Edited at 2013-01-31 12:44 am (UTC)
alexvdl 31st-Jan-2013 12:50 am (UTC)
You're right. I don't know every story out there. I don't know every situation. I certainly didn't know your story. I do know the justice system screws over a lot of people and that I'm sorry that you've had to go through that experience.

I also know that you're making a lot of assumptions about my experiences with the legal system and how it affects employment.

I hope that your new job works out well for you, and health and prosperity in the future.
vulturoso 30th-Jan-2013 07:45 pm (UTC)
My little sister was molested as a child and raped as a teenager, and she didn't know how to deal with things so she acted out and got into legal trouble.
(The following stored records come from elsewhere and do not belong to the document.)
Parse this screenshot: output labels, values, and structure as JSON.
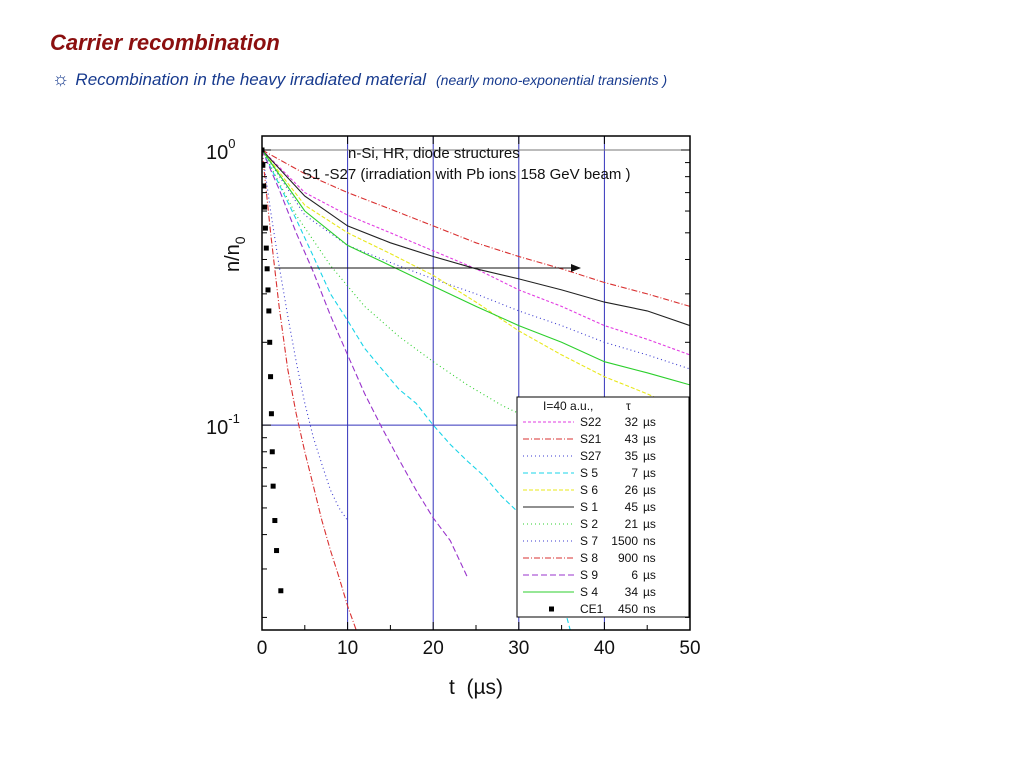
{
  "slide": {
    "title": "Carrier recombination",
    "bullet_icon": "sun-icon",
    "bullet_glyph": "☼",
    "subtitle": "Recombination in the heavy irradiated material",
    "subtitle_note": "(nearly mono-exponential transients )",
    "title_color": "#8b0f0f",
    "subtitle_color": "#173a8e"
  },
  "chart_data": {
    "type": "line",
    "title": "n-Si, HR, diode structures",
    "subtitle": "S1 -S27 (irradiation with Pb ions 158 GeV beam )",
    "xlabel": "t  (µs)",
    "ylabel": "n/n0",
    "xlim": [
      0,
      50
    ],
    "ylim": [
      0.018,
      1.0
    ],
    "yscale": "log",
    "x_ticks": [
      "0",
      "10",
      "20",
      "30",
      "40",
      "50"
    ],
    "y_ticks": [
      {
        "label": "10",
        "exp": "0",
        "value": 1.0
      },
      {
        "label": "10",
        "exp": "-1",
        "value": 0.1
      }
    ],
    "grid": "vertical lines at x = 10, 20, 30, 40 and horizontal line at 10^-1",
    "annotation": "horizontal arrow at n/n0 ≈ 0.37 from t = 0 to t ≈ 37 µs",
    "legend": {
      "placement": "bottom-right",
      "header_left": "I=40 a.u.,",
      "header_right": "τ",
      "entries": [
        {
          "name": "S22",
          "value": "32",
          "unit": "µs",
          "tau_us": 32,
          "color": "#e23be2",
          "dash": "3,2"
        },
        {
          "name": "S21",
          "value": "43",
          "unit": "µs",
          "tau_us": 43,
          "color": "#d93030",
          "dash": "6,2,1,2"
        },
        {
          "name": "S27",
          "value": "35",
          "unit": "µs",
          "tau_us": 35,
          "color": "#3a3ad0",
          "dash": "1,3"
        },
        {
          "name": "S 5",
          "value": "7",
          "unit": "µs",
          "tau_us": 7,
          "color": "#19d4e8",
          "dash": "5,3"
        },
        {
          "name": "S 6",
          "value": "26",
          "unit": "µs",
          "tau_us": 26,
          "color": "#e8e81a",
          "dash": "4,2"
        },
        {
          "name": "S 1",
          "value": "45",
          "unit": "µs",
          "tau_us": 45,
          "color": "#222222",
          "dash": ""
        },
        {
          "name": "S 2",
          "value": "21",
          "unit": "µs",
          "tau_us": 21,
          "color": "#2ccf2c",
          "dash": "1,3"
        },
        {
          "name": "S 7",
          "value": "1500",
          "unit": "ns",
          "tau_us": 1.5,
          "color": "#3a3ad0",
          "dash": "1,3"
        },
        {
          "name": "S 8",
          "value": "900",
          "unit": "ns",
          "tau_us": 0.9,
          "color": "#d93030",
          "dash": "6,2,1,2"
        },
        {
          "name": "S 9",
          "value": "6",
          "unit": "µs",
          "tau_us": 6,
          "color": "#9933cc",
          "dash": "6,3"
        },
        {
          "name": "S 4",
          "value": "34",
          "unit": "µs",
          "tau_us": 34,
          "color": "#2ccf2c",
          "dash": ""
        },
        {
          "name": "CE1",
          "value": "450",
          "unit": "ns",
          "tau_us": 0.45,
          "color": "#000000",
          "dash": "square-markers"
        }
      ]
    },
    "series": [
      {
        "ref": "S22",
        "x": [
          0,
          5,
          10,
          15,
          20,
          25,
          30,
          35,
          40,
          45,
          50
        ],
        "y": [
          1.0,
          0.7,
          0.58,
          0.5,
          0.43,
          0.37,
          0.31,
          0.27,
          0.23,
          0.205,
          0.18
        ]
      },
      {
        "ref": "S21",
        "x": [
          0,
          5,
          10,
          15,
          20,
          25,
          30,
          35,
          40,
          45,
          50
        ],
        "y": [
          1.0,
          0.82,
          0.7,
          0.61,
          0.53,
          0.46,
          0.41,
          0.37,
          0.33,
          0.3,
          0.27
        ]
      },
      {
        "ref": "S27",
        "x": [
          0,
          5,
          10,
          15,
          20,
          25,
          30,
          35,
          40,
          45,
          50
        ],
        "y": [
          1.0,
          0.58,
          0.45,
          0.39,
          0.34,
          0.3,
          0.26,
          0.23,
          0.2,
          0.18,
          0.16
        ]
      },
      {
        "ref": "S 5",
        "x": [
          0,
          2,
          4,
          6,
          8,
          10,
          12,
          14,
          16,
          18,
          20,
          22,
          24,
          26,
          28,
          30,
          32,
          34,
          36
        ],
        "y": [
          1.0,
          0.75,
          0.56,
          0.41,
          0.3,
          0.24,
          0.19,
          0.16,
          0.135,
          0.12,
          0.1,
          0.085,
          0.074,
          0.065,
          0.055,
          0.048,
          0.042,
          0.031,
          0.018
        ]
      },
      {
        "ref": "S 6",
        "x": [
          0,
          5,
          10,
          15,
          20,
          25,
          30,
          35,
          40,
          45,
          50
        ],
        "y": [
          1.0,
          0.63,
          0.5,
          0.42,
          0.35,
          0.28,
          0.22,
          0.18,
          0.15,
          0.13,
          0.11
        ]
      },
      {
        "ref": "S 1",
        "x": [
          0,
          5,
          10,
          15,
          20,
          25,
          30,
          35,
          40,
          45,
          50
        ],
        "y": [
          1.0,
          0.68,
          0.53,
          0.46,
          0.41,
          0.37,
          0.34,
          0.31,
          0.28,
          0.26,
          0.23
        ]
      },
      {
        "ref": "S 2",
        "x": [
          0,
          4,
          8,
          12,
          16,
          20,
          24,
          28,
          32,
          36,
          40,
          44,
          48,
          50
        ],
        "y": [
          1.0,
          0.58,
          0.38,
          0.27,
          0.21,
          0.17,
          0.14,
          0.118,
          0.103,
          0.093,
          0.085,
          0.079,
          0.074,
          0.072
        ]
      },
      {
        "ref": "S 7",
        "x": [
          0,
          1,
          2,
          3,
          4,
          5,
          6,
          7,
          8,
          9,
          10
        ],
        "y": [
          1.0,
          0.6,
          0.38,
          0.25,
          0.17,
          0.12,
          0.09,
          0.072,
          0.058,
          0.05,
          0.045
        ]
      },
      {
        "ref": "S 8",
        "x": [
          0,
          1,
          2,
          3,
          4,
          5,
          6,
          7,
          8,
          9,
          10,
          11
        ],
        "y": [
          1.0,
          0.5,
          0.27,
          0.16,
          0.11,
          0.08,
          0.06,
          0.045,
          0.035,
          0.028,
          0.022,
          0.018
        ]
      },
      {
        "ref": "S 9",
        "x": [
          0,
          2,
          4,
          6,
          8,
          10,
          12,
          14,
          16,
          18,
          20,
          22,
          24
        ],
        "y": [
          1.0,
          0.72,
          0.5,
          0.36,
          0.25,
          0.18,
          0.13,
          0.098,
          0.075,
          0.058,
          0.046,
          0.038,
          0.028
        ]
      },
      {
        "ref": "S 4",
        "x": [
          0,
          5,
          10,
          15,
          20,
          25,
          30,
          35,
          40,
          45,
          50
        ],
        "y": [
          1.0,
          0.6,
          0.45,
          0.38,
          0.32,
          0.27,
          0.23,
          0.2,
          0.17,
          0.155,
          0.14
        ]
      },
      {
        "ref": "CE1",
        "x": [
          0,
          0.1,
          0.2,
          0.3,
          0.4,
          0.5,
          0.6,
          0.7,
          0.8,
          0.9,
          1.0,
          1.1,
          1.2,
          1.3,
          1.5,
          1.7,
          2.2
        ],
        "y": [
          1.0,
          0.88,
          0.74,
          0.62,
          0.52,
          0.44,
          0.37,
          0.31,
          0.26,
          0.2,
          0.15,
          0.11,
          0.08,
          0.06,
          0.045,
          0.035,
          0.025
        ]
      }
    ]
  }
}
That bitch criminal should never have a chance to turn her life around, should she?

Go away.
alexvdl 30th-Jan-2013 07:46 pm (UTC)
I didn't say that at all. I'm very sorry for the things your sister has had to endure.

vulturoso 30th-Jan-2013 07:49 pm (UTC)
Punishing people for having a criminal record?! Oh noes.

Do you think people just wake up one day and think, "I think I'll do some crime today. The stability of my situation is too monotonous and needs more drama and societal backlash"?
nesmith 30th-Jan-2013 07:47 pm (UTC)
Criminal records do not automatically mean that a person is evil or unworthy of making a living. That's why this country has an FCRA and companies like mine educate clients on what can and can't be used to deny someone employment.

Just because I have no criminal records more severe than a traffic ticket doesn't mean I'm better than someone who screwed up and might just be trying to turn themselves around.
alexvdl 30th-Jan-2013 07:49 pm (UTC)
I made no judgement calls upon the moral character or worthiness of anyone. Doing so would be slightly hypocritical.
nesmith 30th-Jan-2013 07:51 pm (UTC)
Funny, considering how judgy you're being all over this post.